Network admins hate stretching VLANs across data centers, we absolutely hate it. It causes potential instability on a inter-data center scope, destroys our isolated fault domains; something happens with VLAN X on site A, it also can take down site B (unless you take special precautions). I spent a few hours last week and the week before to help out customers that had that exact issue, which triggered this post.
The entire idea of stretching VLANs between data centers is about virtual machine mobility. You can do a failover between sites and don’t have to make adjustments to your applications (IP address changes and IP references). Most of the time VLAN stretching comes from the business RTO requirement and the fact that most (traditional) applications can’t execute a failover on the application layer, without changing their make-up.
With Network Virtualization (or network overlays in general), we can finally put an end to this. I’m a practical person, so I’m going to lay out an example using VMware NSX and a stretched vSphere cluster in the rest of this article (as that introduces some challenges). Of course you can use just VXLAN and solve it with manual configuration, but why take the hard way when you can take the NSX way. 😉
Stretching the Application Networks
Using VXLAN (link), you create a virtual (a.k.a. in software) network overlay on top of your physical network. The best part of the VXLAN technology, is that it can formulate layer-2 networks on top of a layer-3 networks. The applications think they are on a layer-2 network, but the real traffic being sent is going between ESXi hosts on a layer-3 basis.
NSX needs a VXLAN transport network to function. This network makes sure the application networks can reach each other. In the picture above, the IP addresses 192.168.0.10 and 192.168.1.20 are on the VXLAN transport network. The two hosts are on different subnets, so there’s a router involved to create connectivity. Here’s where you currently need a trick to get this configuration in a stretched cluster with NSX.
You’ve got two options to provide the ESXi hosts on the VXLAN transport netwerk with IP addresses; an IP Pool or DHCP. With an IP Pool you create an object inside NSX with a single gateway and a range of IP addresses, which you can only apply on the entire cluster, so no difference between datacenter A and datacenter B.
When using DHCP for the VXLAN transport network, you provide the cluster with a single VLAN ID and the ESXi hosts go out and do DHCP requests to get an IP address. The trick I was talking about involves using the same VLAN ID in both datacenters, but not stretching it. You then configure different DHCP servers per datacenter and have them lease out a different subnet for the transport VLAN.
That way you can get around the fact that you can only apply one IP Pool to a stretched cluster or apply 1 VLAN ID. No need to stretch the VXLAN transport network. 🙂
vSphere HA Isolation Option
Now that you’ve split up the VXLAN transport network, there’s another thing you should be aware of. Inside a vSphere HA Cluster, there’s an advanced option called das.isolationaddress[…] which you can use to have an ESXi host determine whether it’s online or cut off from the network. It’s basically a ping to the gateway and if it (constantly) fails, the ESXi host goes into failover mode.
When virtualizing the network, all your production network traffic can/will go over the VXLAN transport network. It’d be good to have the ESXi hosts track the connectivity on that network and act appropriately when that network fails.

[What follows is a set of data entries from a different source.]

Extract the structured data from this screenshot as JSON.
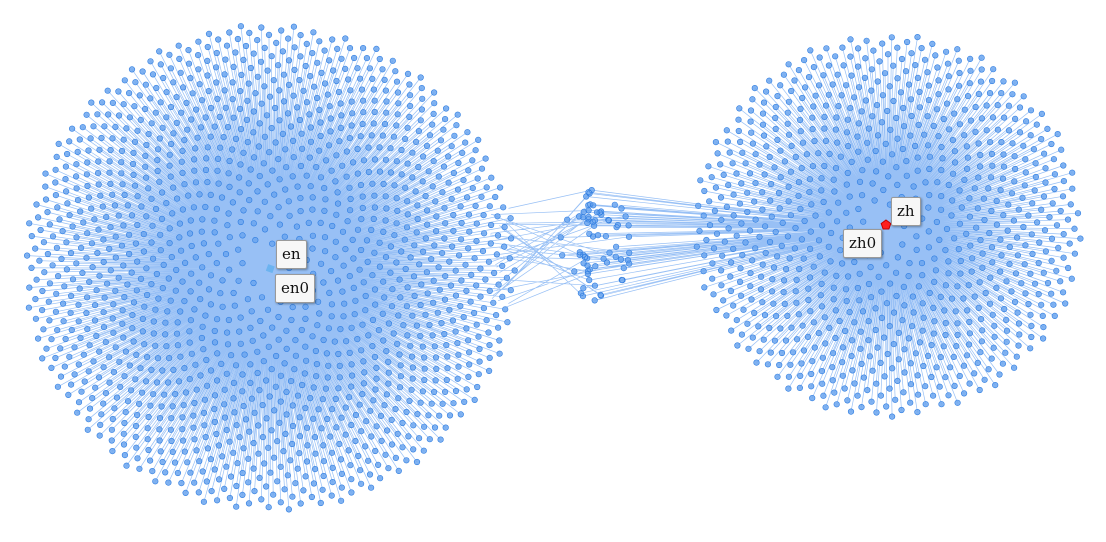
{
  "graph": {
    "edge_color": "#1a73e8",
    "node_color": "#6aa5ee",
    "node_stroke": "#2f7de0",
    "hub_en_color": "#6cb3f0",
    "hub_zh_color": "#ff1f1f",
    "clusters": [
      {
        "id": "en",
        "leaf_count": 1380
      },
      {
        "id": "zh",
        "leaf_count": 820
      },
      {
        "id": "bridge",
        "leaf_count": 70
      }
    ],
    "labels": {
      "en": "en",
      "en0": "en0",
      "zh": "zh",
      "zh0": "zh0"
    }
  }
}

If you’re using the DHCP setup I described previously, the ESXi hosts have two different default gateways; one per datacenter. In order to properly monitor those default gateways in the vSphere HA cluster, you need to add two entries for the das.isolationaddress[…] setting with both default gateway IP addresses:
- das.isolationaddress0 – 192.168.0.1
- das.isolationaddress1 – 192.168.1.1
vMotion, Management, Storage (if you really want to) and Fault-Tolerance can work when routed over different networks. vMotion used to have the requirement to be on the same layer-2 network (same subnet), but that time has long gone. Considering you can have different host profiles (or manual configurations) per ESXi host in the same cluster; use different vmkernel ports in different VLANs per datacenter and keep the VLANs for those ports local.
Now if you’re a network person, you might say “well, what about tech like OTV?” – well, those technologies just solve a few symptoms of the problem, they don’t solve the problem itself. Plus you need to throw specific hardware at the solution, hairpin your traffic and you can’t solve it in a distributed, future-proof way.
There’s probably a few details that I haven’t covered (there are a few design guides for that), but the main take away should be; do yourself a favor and don’t stretch your VLANs but virtualize your network.